The entire purpose of TPMs, pre-relational databases (IDMS, IMS, PICK), and RBDMS is to put data control with the data where it belongs. That is a threat to the horde of coders. Too bad.

For the record, I went back to see how the thread had gone, and couldn't keep my mouth shut. You have been warned.

01 January 2012

Back to the Future

As those who've been following this adventure since the beginning must know, one part of the journey down The Yellow Brick Road involves the nature of application execution. I've been saying for many years, since long before I ever put fingers to blog, that the inevitable result of "progress" in application design is to replicate, albeit with pretty pixels, the world of *nix databases and the VT-100. The reason is simple: this paradigm provides the greatest control with the greatest ease of use.

The continuing problem with actually getting there is the disconnected nature of http. "Server push", as it's often called, hasn't been functional. So, imagine my surprise to see this Eckel post on Artima. Here's the Wikipedia entry, too. The upshot of WebSocket is a terminal on a long wire to the database. The winners in this world will be those who recognize that the high normal form database, with small bits of data per UI screen, will be the winners. This paradigm supports centrally edited data, to any screen. In other words, client agnostic.

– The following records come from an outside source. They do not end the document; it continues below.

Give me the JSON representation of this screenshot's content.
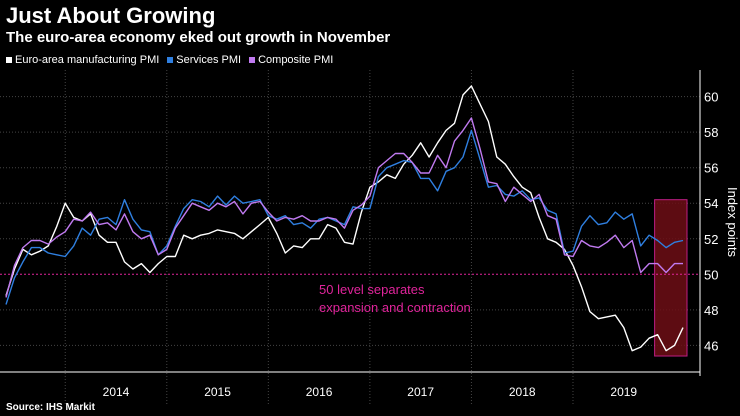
{
  "title": "Just About Growing",
  "subtitle": "The euro-area economy eked out growth in November",
  "source": "Source: IHS Markit",
  "colors": {
    "manufacturing": "#ffffff",
    "services": "#2f7fe0",
    "composite": "#c07af0",
    "annotation": "#e0249b",
    "highlight": "#6e0f16",
    "grid": "#444444"
  },
  "chart_data": {
    "type": "line",
    "title": "Just About Growing",
    "subtitle": "The euro-area economy eked out growth in November",
    "xlabel": "",
    "ylabel": "Index points",
    "ylim": [
      44.5,
      61.5
    ],
    "yticks": [
      46,
      48,
      50,
      52,
      54,
      56,
      58,
      60
    ],
    "x_start": "2013-06",
    "year_labels": [
      "2014",
      "2015",
      "2016",
      "2017",
      "2018",
      "2019"
    ],
    "reference_line": {
      "value": 50,
      "label": [
        "50 level separates",
        "expansion and contraction"
      ]
    },
    "highlight_from_index": 77,
    "series": [
      {
        "name": "Euro-area manufacturing PMI",
        "key": "manufacturing",
        "values": [
          48.8,
          50.3,
          51.4,
          51.1,
          51.3,
          51.6,
          52.7,
          54.0,
          53.2,
          53.0,
          53.4,
          52.2,
          51.8,
          51.8,
          50.7,
          50.3,
          50.6,
          50.1,
          50.6,
          51.0,
          51.0,
          52.2,
          52.0,
          52.2,
          52.3,
          52.5,
          52.4,
          52.3,
          52.0,
          52.4,
          52.8,
          53.2,
          52.3,
          51.2,
          51.6,
          51.5,
          52.0,
          52.0,
          52.8,
          52.6,
          51.8,
          51.7,
          53.5,
          54.9,
          55.2,
          55.6,
          55.4,
          56.2,
          56.7,
          57.4,
          56.6,
          57.4,
          58.1,
          58.5,
          60.1,
          60.6,
          59.6,
          58.6,
          56.6,
          56.2,
          55.5,
          54.9,
          54.6,
          53.2,
          52.0,
          51.8,
          51.4,
          50.5,
          49.3,
          47.9,
          47.5,
          47.6,
          47.7,
          47.0,
          45.7,
          45.9,
          46.4,
          46.6,
          45.7,
          46.0,
          47.0
        ]
      },
      {
        "name": "Services PMI",
        "key": "services",
        "values": [
          48.3,
          49.8,
          50.7,
          51.5,
          51.5,
          51.2,
          51.1,
          51.0,
          51.6,
          52.6,
          52.2,
          53.1,
          53.2,
          52.8,
          54.2,
          53.1,
          52.5,
          52.4,
          51.1,
          51.6,
          52.7,
          53.7,
          54.2,
          54.1,
          53.8,
          54.4,
          53.9,
          54.4,
          54.0,
          54.1,
          54.2,
          53.3,
          53.1,
          53.3,
          52.8,
          52.9,
          52.6,
          53.1,
          53.2,
          53.0,
          52.8,
          53.8,
          53.7,
          53.7,
          55.5,
          56.0,
          56.2,
          56.4,
          56.3,
          55.4,
          55.4,
          54.7,
          55.8,
          56.0,
          56.6,
          58.1,
          56.5,
          54.9,
          55.0,
          54.5,
          54.4,
          54.7,
          54.2,
          54.3,
          53.6,
          53.4,
          51.2,
          51.3,
          52.7,
          53.3,
          52.8,
          52.9,
          53.5,
          53.1,
          53.4,
          51.6,
          52.2,
          51.9,
          51.5,
          51.8,
          51.9
        ]
      },
      {
        "name": "Composite PMI",
        "key": "composite",
        "values": [
          48.7,
          50.5,
          51.5,
          51.9,
          51.9,
          51.7,
          52.1,
          52.4,
          53.1,
          53.0,
          53.5,
          52.8,
          52.9,
          52.5,
          53.4,
          52.4,
          52.0,
          52.2,
          51.1,
          51.4,
          52.6,
          53.3,
          54.0,
          53.8,
          53.6,
          54.0,
          53.8,
          54.1,
          53.4,
          54.0,
          54.1,
          53.5,
          53.0,
          53.2,
          53.1,
          53.3,
          53.0,
          53.0,
          53.2,
          53.1,
          52.6,
          53.6,
          53.9,
          54.4,
          56.0,
          56.4,
          56.8,
          56.8,
          56.3,
          55.7,
          55.7,
          56.7,
          56.0,
          57.5,
          58.1,
          58.8,
          57.1,
          55.2,
          55.1,
          54.1,
          54.9,
          54.5,
          54.1,
          54.5,
          53.3,
          53.1,
          51.1,
          51.0,
          51.9,
          51.6,
          51.5,
          51.8,
          52.2,
          51.5,
          51.9,
          50.1,
          50.6,
          50.6,
          50.1,
          50.6,
          50.6
        ]
      }
    ]
  }
}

In due time, perhaps with my consulting advice, organizations will realize what WebSocket means. There's that old joke: "Doctor, it hurts when I do this." "Don't do that." The easiest approach to dealing with Big Data is to not build stupid flatfile datastores. *nix databases, of high normal form, on multi-core SSD machines allow data to be sent to clients in whatever form needed. Smaller is better, of course, but massive joined rows can be sent. Not that one would want to, of course.